I’m new here and have learned so much from reading the site I would love some advice.
I had a ruptured aneruysm just over 4 months ago. I was fortunate to be able to have it coiled but they were unable to coil the whole aneurysm so suffice it to say one remains. Apparently coiling the whole thing could have caused some serious issues so now i am being watched by my doctor to see if any issues arise. I spent 2 weeks in the hospital and the rest of the time working towards getting better. I have returned to work part time, and i am hoping that I will soon be allowed to return full time. I recognize how incredibly lucky i am and appreciate those around me immensely.
Here are some of my issues…
Although I don’t believe it to be maliciously, i see the pitiful looks people give me or feel like they are checking to see what my deficits are. I am incredibly fortunate to not really have any, but it bothers me so much to see the pity or feel like people are checking me or my actions out. I think this is more a me problem but i really struggle to get over it.

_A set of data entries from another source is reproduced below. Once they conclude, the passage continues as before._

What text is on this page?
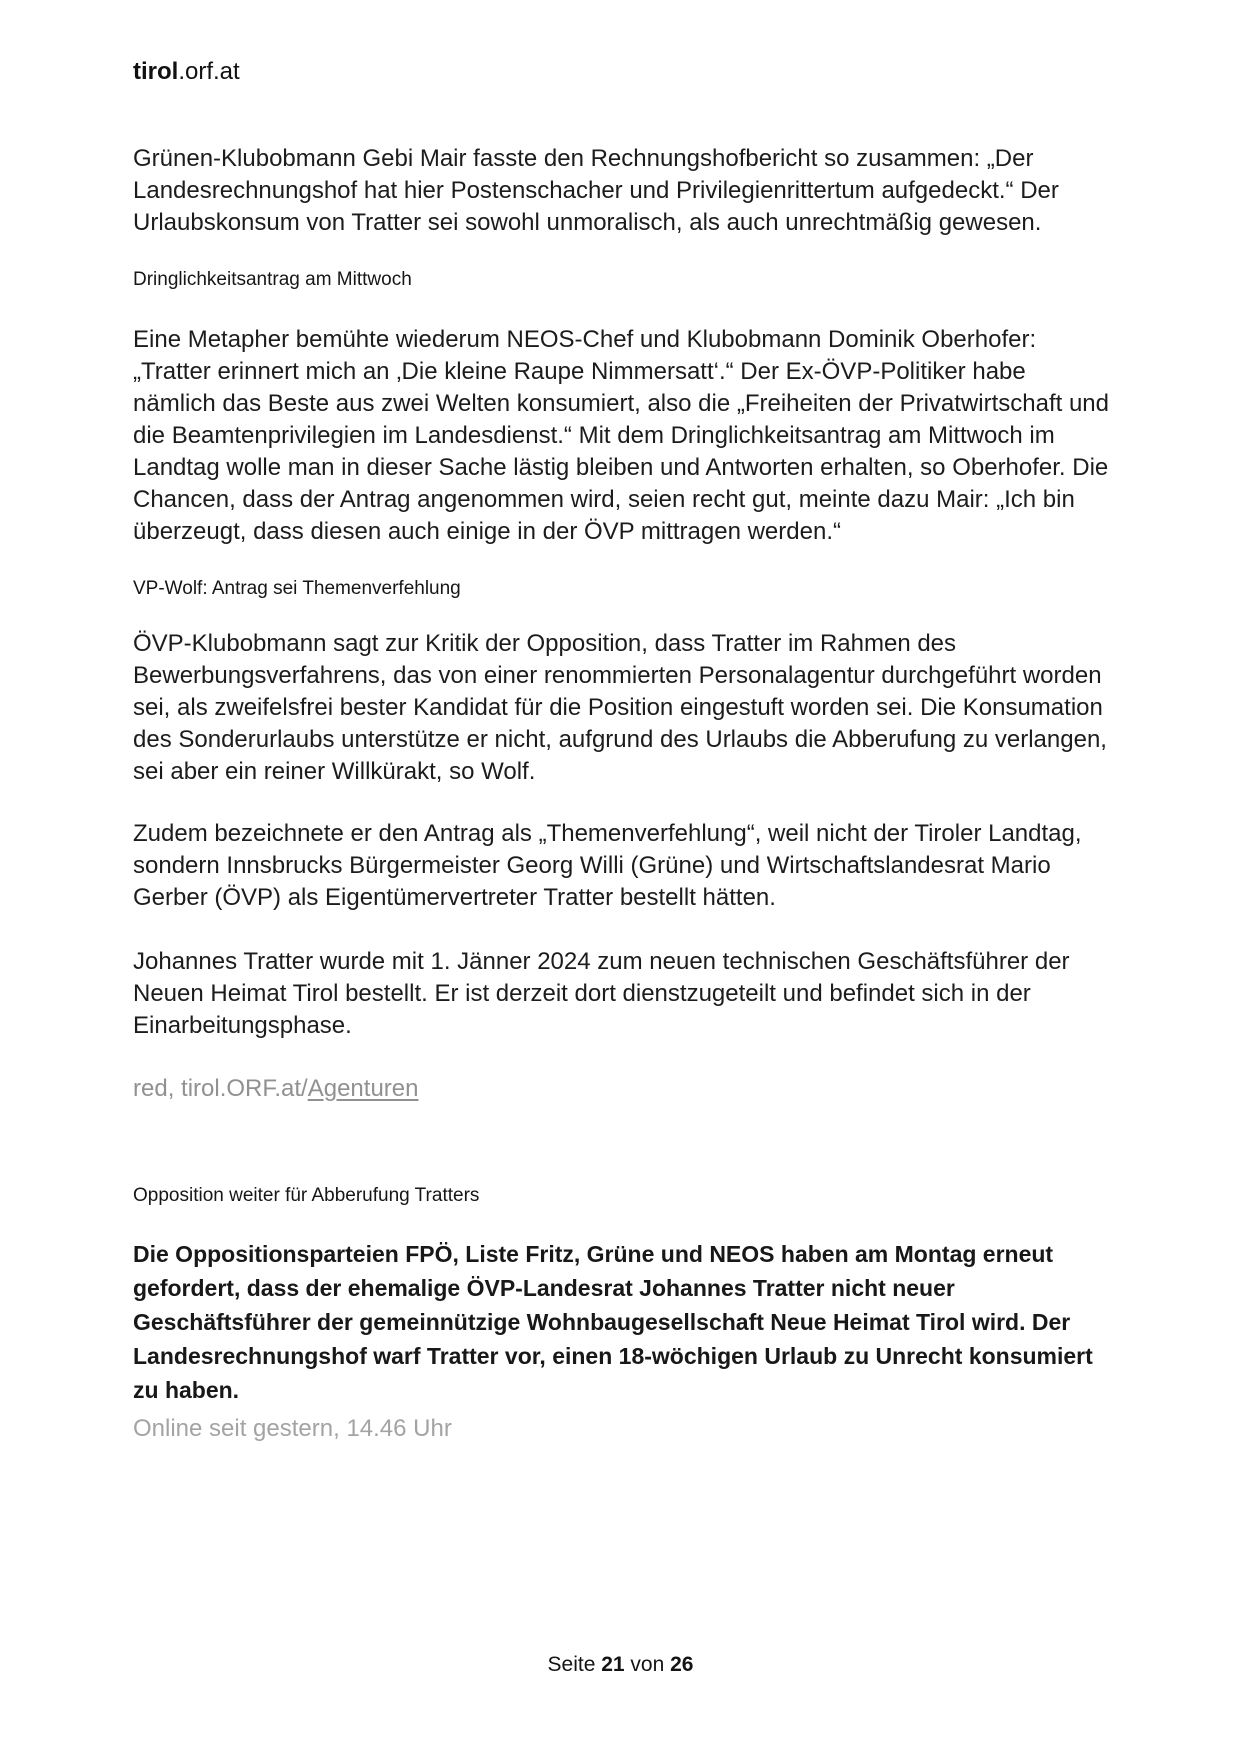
tirol.orf.at

Grünen-Klubobmann Gebi Mair fasste den Rechnungshofbericht so zusammen: „Der Landesrechnungshof hat hier Postenschacher und Privilegienrittertum aufgedeckt.“ Der Urlaubskonsum von Tratter sei sowohl unmoralisch, als auch unrechtmäßig gewesen.

Dringlichkeitsantrag am Mittwoch

Eine Metapher bemühte wiederum NEOS-Chef und Klubobmann Dominik Oberhofer: „Tratter erinnert mich an ‚Die kleine Raupe Nimmersatt‘.“ Der Ex-ÖVP-Politiker habe nämlich das Beste aus zwei Welten konsumiert, also die „Freiheiten der Privatwirtschaft und die Beamtenprivilegien im Landesdienst.“ Mit dem Dringlichkeitsantrag am Mittwoch im Landtag wolle man in dieser Sache lästig bleiben und Antworten erhalten, so Oberhofer. Die Chancen, dass der Antrag angenommen wird, seien recht gut, meinte dazu Mair: „Ich bin überzeugt, dass diesen auch einige in der ÖVP mittragen werden.“

VP-Wolf: Antrag sei Themenverfehlung

ÖVP-Klubobmann sagt zur Kritik der Opposition, dass Tratter im Rahmen des Bewerbungsverfahrens, das von einer renommierten Personalagentur durchgeführt worden sei, als zweifelsfrei bester Kandidat für die Position eingestuft worden sei. Die Konsumation des Sonderurlaubs unterstütze er nicht, aufgrund des Urlaubs die Abberufung zu verlangen, sei aber ein reiner Willkürakt, so Wolf.

Zudem bezeichnete er den Antrag als „Themenverfehlung“, weil nicht der Tiroler Landtag, sondern Innsbrucks Bürgermeister Georg Willi (Grüne) und Wirtschaftslandesrat Mario Gerber (ÖVP) als Eigentümervertreter Tratter bestellt hätten.

Johannes Tratter wurde mit 1. Jänner 2024 zum neuen technischen Geschäftsführer der Neuen Heimat Tirol bestellt. Er ist derzeit dort dienstzugeteilt und befindet sich in der Einarbeitungsphase.

red, tirol.ORF.at/Agenturen

Opposition weiter für Abberufung Tratters

Die Oppositionsparteien FPÖ, Liste Fritz, Grüne und NEOS haben am Montag erneut gefordert, dass der ehemalige ÖVP-Landesrat Johannes Tratter nicht neuer Geschäftsführer der gemeinnützige Wohnbaugesellschaft Neue Heimat Tirol wird. Der Landesrechnungshof warf Tratter vor, einen 18-wöchigen Urlaub zu Unrecht konsumiert zu haben.

Online seit gestern, 14.46 Uhr

Seite 21 von 26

I really want my life back. I want to return to work fulltime…it’s a position i enjoy and have worked hard for. I have learned a lot these last few months. I have cut out as much stress as I can, eating healthier, no alcohol, exercise (moderately) more but i feel like my doctor will take a long time before I can return fulltime. Am I missing something? Am i not taking this seriously enough? (I feel I am, but his hesitancy makes me wonder.)
It was a really frightening time for myself and my family. I had tremendous support from family and friends. I am so thankful to be here and know how lucky I am. But i sway from just wanting my life back, for people to treat me nornally and go about life with my new normal but I wonder if I am doing it wrong. Am I letting my pride or stubbornness lead my way and I am sicker then I feel? I just don’t know what to do. At the end of the day what matters most is staying alive for my family. How do you decide what is right and when to stop pushing? I will be the first to admit putting my life in someone’s hands is hard for me and i feel like the decisions i want to make aren’t available to me. I would at least like to try!
Can you tell me how you cope? What i might be missing?
Sorry for the novel and thank you in advance for any advice!